Older cats are more familiar with litter and litter boxes, and their digestive systems are developed enough that a minor blockage wouldn't be as much of an issue. So, yes, if a cat leaves a box with a few litter particles stuck to their paws and they lick them off when cleaning–this is normal. With kittens however, the risk is greater, so it's best to keep kittens away from adult litter.
Specific Kitten Litter
If your kitten is under six months of age, always buy a litter that’s specifically marked as “Safe for Kittens”.
Luckily, there are several litter varieties that are designed with kittens in mind. They’re usually made of different materials – pine being the most common – and come in larger pellets, rather than small grains. These materials often break down when they get wet, rather than clumping or absorbing. The advantage is that if a kitten ingests these pellets, they will break down and pass naturally without an issue.
The Box Problem
Depending on the age of your kitten, the main concern with a litter box is simply ensuring the walls are low enough for your kitten to enter the box. Young kittens, one month and under, are still learning to jump, balance, and climb.
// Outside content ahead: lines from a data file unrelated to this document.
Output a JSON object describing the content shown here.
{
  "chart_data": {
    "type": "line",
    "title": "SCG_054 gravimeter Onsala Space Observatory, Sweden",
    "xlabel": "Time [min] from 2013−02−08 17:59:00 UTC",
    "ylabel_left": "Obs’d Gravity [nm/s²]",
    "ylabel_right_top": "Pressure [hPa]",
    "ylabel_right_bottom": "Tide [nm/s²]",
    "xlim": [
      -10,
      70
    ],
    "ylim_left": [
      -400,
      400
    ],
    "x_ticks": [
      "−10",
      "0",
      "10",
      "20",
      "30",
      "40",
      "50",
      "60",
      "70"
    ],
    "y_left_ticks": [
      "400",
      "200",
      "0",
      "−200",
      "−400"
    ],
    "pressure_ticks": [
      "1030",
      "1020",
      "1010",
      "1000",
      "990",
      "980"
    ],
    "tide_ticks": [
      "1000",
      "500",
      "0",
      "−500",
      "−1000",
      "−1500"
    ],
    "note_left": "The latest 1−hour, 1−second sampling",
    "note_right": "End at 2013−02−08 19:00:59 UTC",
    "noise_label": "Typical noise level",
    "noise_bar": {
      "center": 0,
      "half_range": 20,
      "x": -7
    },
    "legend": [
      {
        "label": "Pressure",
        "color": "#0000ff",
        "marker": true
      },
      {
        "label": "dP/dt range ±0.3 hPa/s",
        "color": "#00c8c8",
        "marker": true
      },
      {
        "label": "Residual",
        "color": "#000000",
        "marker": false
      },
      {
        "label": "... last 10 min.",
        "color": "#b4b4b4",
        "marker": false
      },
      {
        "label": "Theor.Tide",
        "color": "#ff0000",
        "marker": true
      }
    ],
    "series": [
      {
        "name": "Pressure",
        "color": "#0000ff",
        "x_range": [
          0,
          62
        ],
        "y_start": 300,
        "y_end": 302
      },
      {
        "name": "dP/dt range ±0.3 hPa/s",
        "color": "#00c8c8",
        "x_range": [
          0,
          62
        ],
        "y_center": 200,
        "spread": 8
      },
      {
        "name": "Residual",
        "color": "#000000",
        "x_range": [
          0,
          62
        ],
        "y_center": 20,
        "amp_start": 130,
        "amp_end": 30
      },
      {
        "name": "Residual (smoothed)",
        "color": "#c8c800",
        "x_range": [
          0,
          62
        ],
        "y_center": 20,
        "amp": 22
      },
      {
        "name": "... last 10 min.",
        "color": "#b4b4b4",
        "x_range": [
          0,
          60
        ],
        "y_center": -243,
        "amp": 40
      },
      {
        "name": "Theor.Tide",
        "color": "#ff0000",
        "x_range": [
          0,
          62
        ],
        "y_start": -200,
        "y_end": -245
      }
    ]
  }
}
So, for young kittens, you may want to invest in a smaller, shallow box, but if your kitten is over one month old, a regular-sized litter box should be acceptable. If you're in doubt, monitor your kitten and make sure it can enter and exit the box with ease.
If you’re planning on eventually using an automatic litter box solution like LitterMaid® litter boxes, it is wise to buy the system to get your kitten accustomed to it. Simply purchase the system, but leave the automatic cycle off. Fill the box with kitten-safe litter and when your kitten celebrates its six-month birthday, you can refill the litter system with regular litter and turn it on. For more information on getting a cat accustomed to a new litter or litter box, see our article "Acclimating Your Cat".
Kittens, Litter, & a Multi-Cat Household
The solution above works well, assuming the only cats in your house are kittens. However, if you already have grown cats in your home, you don’t want to disrupt their litter environment simply to accommodate the new member of the family. In this case, you should eventually want the kitten to use the same box as the rest of your cats, but for the first six months of the kitten’s life, it will need its own special area.
We recommend getting a small box for the kitten and filling it with kitten litter. Keep this box in a separate area of your house for the first six months, so the kitten won’t use the wrong box. Then, when the kitten reaches six months of age, move the kitten’s box over next to your regular litter area and monitor your kitten to make sure it finds the box. Change the litter type according to the instructions in "Acclimating Your Cat" and remove the temporary box once the kitten has adjusted.
Also, take special consideration to try and keep the kitten away from the adult litter area. Monitor the kitten when you’re at home and make sure to keep the kitten separated from the litter area anytime you leave. Since the kitten can get itself into trouble with the older cats anyway, it’s a good idea to separate them in another room with a high gate, door, or other tall partition.
Keep Track of Tracking
If you’re using a clumping litter system, your cats can easily get grains of litter stuck on their paws as they exit the litter box (also known as litter tracking). This litter will spread around your house as they walk or clean themselves. In addition, some cats have quite of bit of enthusiasm for covering waste and can throw litter over the sides of the box. Unfortunately, grains of litter end up on your floors – particularly around the litter box area.
With a kitten in the house, you need to be vigilant when making sure your adult litter area is kept clean. Make sure any scattered litter gets swept up, particularly if it gets scattered in places where the kitten is eating or playing. To help, you may want to get a litter box carpet or a litter box tent. The carpet is designed to remove stuck-on grains as the cat exits the litter box and the tent prevents “flinging”.